Rodney doesn’t limit the superb education of his students to music theory and performance alone. His Yale graduate degrees in theology as well as in music have prepared him well to help young people understand the full significance of what is happening in each Sunday’s church service: how the hymns and anthems relate to the Bible readings and the sermon, and how all work together to create a unified and powerful worship experience. Rodney’s style of presentation is always spirited and lively, highly interactive, and filled with wit and gentle humor. In fact, surrounding Rodney is a special grace, thoughtfulness and genuine concern for others that really radiates and that makes people want to be engaged. That is a great gift and one that has richly blessed the congregation.
So Rodney has regularly marshaled 40 or more young people from second grade up on Sunday mornings and has communicated to all of them and the senior choir as well, youngest to oldest, what they are about: How the music has been chosen specifically to fit the readings and the sermon — the heart of the service’s specific message. How on a rainy or gloomy day, children, youth, and adult choristers need to provide the musical “sun” to gloriously brighten the overcast as they “preach in song.” How important precision is to the totality of musical preaching, but also how the message communicated most of all needs to reflect the joy, the mystery, and the transcendence of that being sung. In short, how important it is what the choir does, from youngest to oldest, and how much it matters that the choristers do it with heart and to the best of their ability.
It is surely true that people of all ages in the congregation love the music that Rodney both creates himself and enables the adult, youth, and children’s choirs to perform. It is equally true that they are captivated by his brilliance in doing so, a brilliance that radiates joy. His example reminds young people of the excellence to which they themselves can aspire in whatever they choose to undertake. And even beyond his brilliance, what these young people see, feel, understand, and absorb themselves (returning to sing at St. Matthew’s on school breaks even as college and graduate students) is what everyone across the whole congregation senses: the breadth of Rodney’s love for the youngest to the oldest and his desire that everyone achieve all of which he or she is capable.

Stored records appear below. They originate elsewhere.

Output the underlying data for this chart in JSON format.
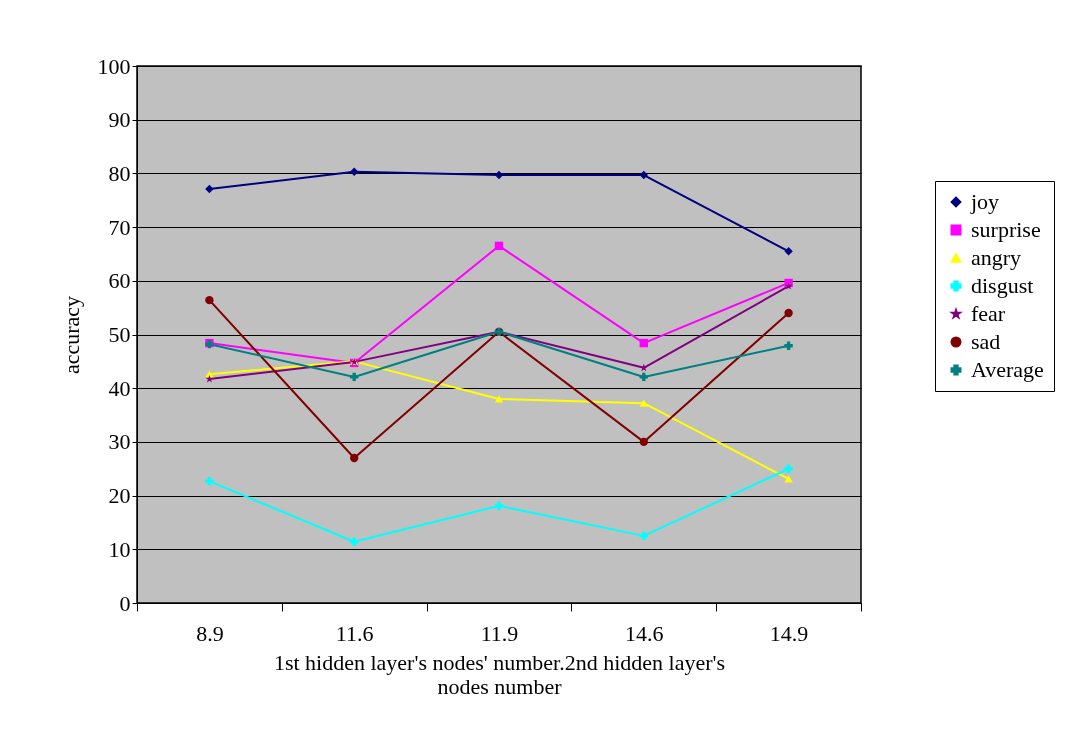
{
  "chart_data": {
    "type": "line",
    "xlabel": "1st hidden layer's nodes' number.2nd hidden layer's nodes number",
    "ylabel": "accuracy",
    "categories": [
      "8.9",
      "11.6",
      "11.9",
      "14.6",
      "14.9"
    ],
    "ylim": [
      0,
      100
    ],
    "yticks": [
      0,
      10,
      20,
      30,
      40,
      50,
      60,
      70,
      80,
      90,
      100
    ],
    "grid": "y",
    "legend": "right",
    "series": [
      {
        "name": "joy",
        "color": "#000080",
        "marker": "diamond",
        "values": [
          77.1,
          80.3,
          79.7,
          79.7,
          65.5
        ]
      },
      {
        "name": "surprise",
        "color": "#ff00ff",
        "marker": "square",
        "values": [
          48.4,
          44.7,
          66.5,
          48.4,
          59.6
        ]
      },
      {
        "name": "angry",
        "color": "#ffff00",
        "marker": "triangle",
        "values": [
          42.6,
          45,
          38,
          37.2,
          23.1
        ]
      },
      {
        "name": "disgust",
        "color": "#00ffff",
        "marker": "cross",
        "values": [
          22.7,
          11.4,
          18.1,
          12.5,
          25
        ]
      },
      {
        "name": "fear",
        "color": "#800080",
        "marker": "star",
        "values": [
          41.7,
          44.9,
          50.5,
          43.8,
          59
        ]
      },
      {
        "name": "sad",
        "color": "#800000",
        "marker": "circle",
        "values": [
          56.4,
          27,
          50.5,
          30,
          54
        ]
      },
      {
        "name": "Average",
        "color": "#008080",
        "marker": "cross",
        "values": [
          48.2,
          42.1,
          50.5,
          42.1,
          47.9
        ]
      }
    ]
  }
}
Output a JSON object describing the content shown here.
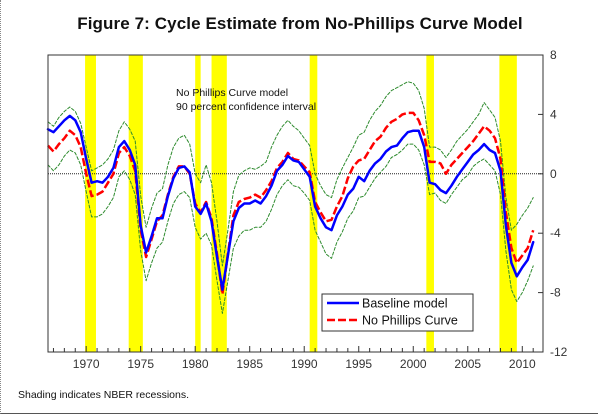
{
  "chart_data": {
    "type": "line",
    "title": "Figure 7:  Cycle Estimate from No-Phillips Curve Model",
    "xlabel": "",
    "ylabel": "",
    "xlim": [
      1966.5,
      2011.9
    ],
    "ylim": [
      -12,
      8
    ],
    "y_axis_side": "right",
    "y_ticks": [
      8,
      4,
      0,
      -4,
      -8,
      -12
    ],
    "x_ticks": [
      1970,
      1975,
      1980,
      1985,
      1990,
      1995,
      2000,
      2005,
      2010
    ],
    "zero_line": true,
    "grid": false,
    "annotation": [
      "No Phillips Curve model",
      "90 percent confidence interval"
    ],
    "legend": {
      "placement": "bottom-right",
      "entries": [
        "Baseline model",
        "No Phillips Curve"
      ]
    },
    "recessions": [
      [
        1969.9,
        1970.9
      ],
      [
        1973.9,
        1975.2
      ],
      [
        1980.0,
        1980.5
      ],
      [
        1981.5,
        1982.9
      ],
      [
        1990.5,
        1991.2
      ],
      [
        2001.2,
        2001.9
      ],
      [
        2007.9,
        2009.5
      ]
    ],
    "recession_color": "#ffff00",
    "series": [
      {
        "name": "Baseline model",
        "color": "#0000ff",
        "style": "solid",
        "x": [
          1966.5,
          1967,
          1967.5,
          1968,
          1968.5,
          1969,
          1969.5,
          1970,
          1970.5,
          1971,
          1971.5,
          1972,
          1972.5,
          1973,
          1973.5,
          1974,
          1974.5,
          1975,
          1975.5,
          1976,
          1976.5,
          1977,
          1977.5,
          1978,
          1978.5,
          1979,
          1979.5,
          1980,
          1980.5,
          1981,
          1981.5,
          1982,
          1982.5,
          1983,
          1983.5,
          1984,
          1984.5,
          1985,
          1985.5,
          1986,
          1986.5,
          1987,
          1987.5,
          1988,
          1988.5,
          1989,
          1989.5,
          1990,
          1990.5,
          1991,
          1991.5,
          1992,
          1992.5,
          1993,
          1993.5,
          1994,
          1994.5,
          1995,
          1995.5,
          1996,
          1996.5,
          1997,
          1997.5,
          1998,
          1998.5,
          1999,
          1999.5,
          2000,
          2000.5,
          2001,
          2001.5,
          2002,
          2002.5,
          2003,
          2003.5,
          2004,
          2004.5,
          2005,
          2005.5,
          2006,
          2006.5,
          2007,
          2007.5,
          2008,
          2008.5,
          2009,
          2009.5,
          2010,
          2010.5,
          2011
        ],
        "values": [
          3.0,
          2.8,
          3.2,
          3.6,
          3.9,
          3.6,
          2.8,
          1.0,
          -0.6,
          -0.5,
          -0.6,
          -0.2,
          0.4,
          1.8,
          2.2,
          1.6,
          0.6,
          -3.5,
          -5.3,
          -4.2,
          -3.0,
          -3.0,
          -1.5,
          -0.3,
          0.4,
          0.5,
          0.1,
          -2.2,
          -2.7,
          -2.0,
          -3.2,
          -5.6,
          -7.8,
          -5.5,
          -3.2,
          -2.3,
          -2.0,
          -2.0,
          -1.8,
          -2.0,
          -1.5,
          -0.8,
          0.2,
          0.6,
          1.2,
          0.9,
          0.8,
          0.3,
          -0.2,
          -2.2,
          -3.0,
          -3.6,
          -3.8,
          -2.8,
          -2.2,
          -1.4,
          -1.0,
          -0.2,
          -0.5,
          0.2,
          0.7,
          1.0,
          1.5,
          1.8,
          1.9,
          2.4,
          2.8,
          2.9,
          2.9,
          1.8,
          -0.6,
          -0.7,
          -1.1,
          -1.3,
          -0.8,
          -0.2,
          0.3,
          0.8,
          1.3,
          1.6,
          2.0,
          1.6,
          1.4,
          0.2,
          -3.5,
          -6.0,
          -6.9,
          -6.3,
          -5.8,
          -4.6
        ]
      },
      {
        "name": "No Phillips Curve",
        "color": "#ff0000",
        "style": "dashed",
        "x": [
          1966.5,
          1967,
          1967.5,
          1968,
          1968.5,
          1969,
          1969.5,
          1970,
          1970.5,
          1971,
          1971.5,
          1972,
          1972.5,
          1973,
          1973.5,
          1974,
          1974.5,
          1975,
          1975.5,
          1976,
          1976.5,
          1977,
          1977.5,
          1978,
          1978.5,
          1979,
          1979.5,
          1980,
          1980.5,
          1981,
          1981.5,
          1982,
          1982.5,
          1983,
          1983.5,
          1984,
          1984.5,
          1985,
          1985.5,
          1986,
          1986.5,
          1987,
          1987.5,
          1988,
          1988.5,
          1989,
          1989.5,
          1990,
          1990.5,
          1991,
          1991.5,
          1992,
          1992.5,
          1993,
          1993.5,
          1994,
          1994.5,
          1995,
          1995.5,
          1996,
          1996.5,
          1997,
          1997.5,
          1998,
          1998.5,
          1999,
          1999.5,
          2000,
          2000.5,
          2001,
          2001.5,
          2002,
          2002.5,
          2003,
          2003.5,
          2004,
          2004.5,
          2005,
          2005.5,
          2006,
          2006.5,
          2007,
          2007.5,
          2008,
          2008.5,
          2009,
          2009.5,
          2010,
          2010.5,
          2011
        ],
        "values": [
          1.9,
          1.5,
          2.0,
          2.4,
          2.9,
          2.6,
          1.8,
          0.0,
          -1.5,
          -1.4,
          -1.2,
          -0.6,
          0.0,
          1.4,
          1.8,
          1.2,
          0.2,
          -3.8,
          -5.6,
          -4.4,
          -3.2,
          -2.8,
          -1.4,
          -0.2,
          0.5,
          0.5,
          0.0,
          -2.0,
          -2.6,
          -1.9,
          -3.0,
          -5.4,
          -8.1,
          -5.4,
          -2.8,
          -1.9,
          -1.7,
          -1.6,
          -1.4,
          -1.6,
          -1.1,
          -0.5,
          0.4,
          0.8,
          1.4,
          1.0,
          0.9,
          0.5,
          0.1,
          -1.9,
          -2.6,
          -3.2,
          -3.1,
          -2.2,
          -1.5,
          -0.3,
          0.5,
          0.9,
          1.0,
          1.6,
          2.2,
          2.5,
          3.1,
          3.5,
          3.7,
          4.0,
          4.1,
          4.1,
          3.6,
          2.6,
          0.8,
          0.8,
          0.7,
          0.0,
          0.6,
          1.0,
          1.4,
          1.8,
          2.2,
          2.7,
          3.2,
          2.9,
          2.4,
          1.0,
          -2.6,
          -5.0,
          -6.0,
          -5.5,
          -5.0,
          -3.8
        ]
      },
      {
        "name": "Upper 90% band",
        "color": "#2e8b2e",
        "style": "dotted",
        "x": [
          1966.5,
          1967,
          1967.5,
          1968,
          1968.5,
          1969,
          1969.5,
          1970,
          1970.5,
          1971,
          1971.5,
          1972,
          1972.5,
          1973,
          1973.5,
          1974,
          1974.5,
          1975,
          1975.5,
          1976,
          1976.5,
          1977,
          1977.5,
          1978,
          1978.5,
          1979,
          1979.5,
          1980,
          1980.5,
          1981,
          1981.5,
          1982,
          1982.5,
          1983,
          1983.5,
          1984,
          1984.5,
          1985,
          1985.5,
          1986,
          1986.5,
          1987,
          1987.5,
          1988,
          1988.5,
          1989,
          1989.5,
          1990,
          1990.5,
          1991,
          1991.5,
          1992,
          1992.5,
          1993,
          1993.5,
          1994,
          1994.5,
          1995,
          1995.5,
          1996,
          1996.5,
          1997,
          1997.5,
          1998,
          1998.5,
          1999,
          1999.5,
          2000,
          2000.5,
          2001,
          2001.5,
          2002,
          2002.5,
          2003,
          2003.5,
          2004,
          2004.5,
          2005,
          2005.5,
          2006,
          2006.5,
          2007,
          2007.5,
          2008,
          2008.5,
          2009,
          2009.5,
          2010,
          2010.5,
          2011
        ],
        "values": [
          3.5,
          3.2,
          3.8,
          4.2,
          4.5,
          4.2,
          3.4,
          1.8,
          0.2,
          0.4,
          0.6,
          1.0,
          1.6,
          2.9,
          3.5,
          3.0,
          2.2,
          -1.5,
          -3.6,
          -2.3,
          -1.3,
          -1.0,
          0.6,
          1.8,
          2.4,
          2.6,
          2.0,
          0.0,
          -0.6,
          0.6,
          -0.6,
          -3.2,
          -6.2,
          -3.8,
          -1.2,
          -0.1,
          0.2,
          0.4,
          0.3,
          0.5,
          0.8,
          1.8,
          2.6,
          3.2,
          3.6,
          3.2,
          2.9,
          2.4,
          1.9,
          0.0,
          -0.8,
          -1.4,
          -1.6,
          -0.4,
          0.4,
          1.1,
          1.8,
          2.6,
          2.8,
          3.6,
          4.2,
          4.6,
          5.2,
          5.6,
          5.8,
          6.0,
          6.2,
          6.1,
          5.6,
          4.4,
          1.8,
          1.8,
          1.6,
          1.1,
          1.6,
          2.2,
          2.6,
          3.0,
          3.5,
          4.0,
          4.8,
          4.3,
          3.8,
          2.2,
          -1.6,
          -3.8,
          -3.4,
          -2.8,
          -2.3,
          -1.6
        ]
      },
      {
        "name": "Lower 90% band",
        "color": "#2e8b2e",
        "style": "dotted",
        "x": [
          1966.5,
          1967,
          1967.5,
          1968,
          1968.5,
          1969,
          1969.5,
          1970,
          1970.5,
          1971,
          1971.5,
          1972,
          1972.5,
          1973,
          1973.5,
          1974,
          1974.5,
          1975,
          1975.5,
          1976,
          1976.5,
          1977,
          1977.5,
          1978,
          1978.5,
          1979,
          1979.5,
          1980,
          1980.5,
          1981,
          1981.5,
          1982,
          1982.5,
          1983,
          1983.5,
          1984,
          1984.5,
          1985,
          1985.5,
          1986,
          1986.5,
          1987,
          1987.5,
          1988,
          1988.5,
          1989,
          1989.5,
          1990,
          1990.5,
          1991,
          1991.5,
          1992,
          1992.5,
          1993,
          1993.5,
          1994,
          1994.5,
          1995,
          1995.5,
          1996,
          1996.5,
          1997,
          1997.5,
          1998,
          1998.5,
          1999,
          1999.5,
          2000,
          2000.5,
          2001,
          2001.5,
          2002,
          2002.5,
          2003,
          2003.5,
          2004,
          2004.5,
          2005,
          2005.5,
          2006,
          2006.5,
          2007,
          2007.5,
          2008,
          2008.5,
          2009,
          2009.5,
          2010,
          2010.5,
          2011
        ],
        "values": [
          0.6,
          0.2,
          0.6,
          1.2,
          1.6,
          1.4,
          0.6,
          -1.2,
          -2.9,
          -2.9,
          -2.7,
          -2.2,
          -1.6,
          -0.2,
          0.2,
          -0.4,
          -1.4,
          -5.2,
          -7.2,
          -6.0,
          -5.0,
          -4.6,
          -3.2,
          -2.0,
          -1.4,
          -1.2,
          -1.6,
          -3.6,
          -4.4,
          -4.0,
          -4.8,
          -7.2,
          -9.4,
          -7.2,
          -5.0,
          -4.2,
          -3.8,
          -3.8,
          -3.6,
          -3.6,
          -3.2,
          -2.4,
          -1.4,
          -0.8,
          -0.4,
          -0.8,
          -0.9,
          -1.3,
          -1.8,
          -3.8,
          -4.6,
          -5.4,
          -5.7,
          -4.6,
          -3.9,
          -3.0,
          -2.5,
          -1.6,
          -1.5,
          -0.9,
          -0.3,
          0.1,
          0.5,
          1.1,
          1.3,
          1.6,
          2.0,
          2.0,
          1.6,
          0.6,
          -1.4,
          -1.3,
          -1.8,
          -2.0,
          -1.4,
          -0.9,
          -0.4,
          -0.1,
          0.5,
          0.8,
          1.0,
          0.6,
          0.2,
          -1.4,
          -5.2,
          -7.8,
          -8.6,
          -8.0,
          -7.2,
          -6.2
        ]
      }
    ]
  }
}
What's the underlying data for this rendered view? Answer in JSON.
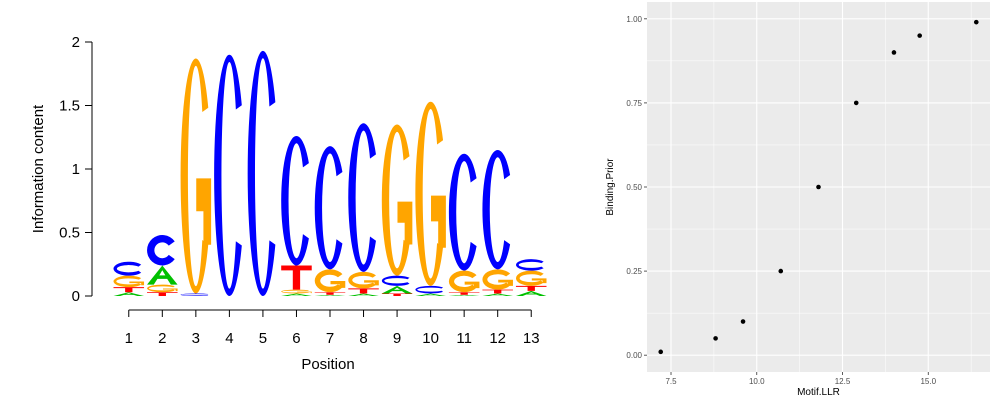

In David Brooks’ recent book, The Road to Character, Brooks identifies as one of the hallmarks of character an understanding that “your job is to figure certain things out: What does this environment [in which I am found] need in order to be made more whole? What is it that needs repair?... As the novelist Frederick Buechner put it, ‘At what points do my talents and deep gladness meet the world’s deep need?’” Rodney’s enormous talents meet the needs of the world around him in so many ways for children, youth and adults alike, and it is clearly his deep gladness to meet those needs — needs which are fundamental to a rich life, whether one is young or old.
Rodney’s unfailingly joy and demonstration of excellence have a powerful impact on those blessed to be the beneficiaries of his calling. He will be sorely missed.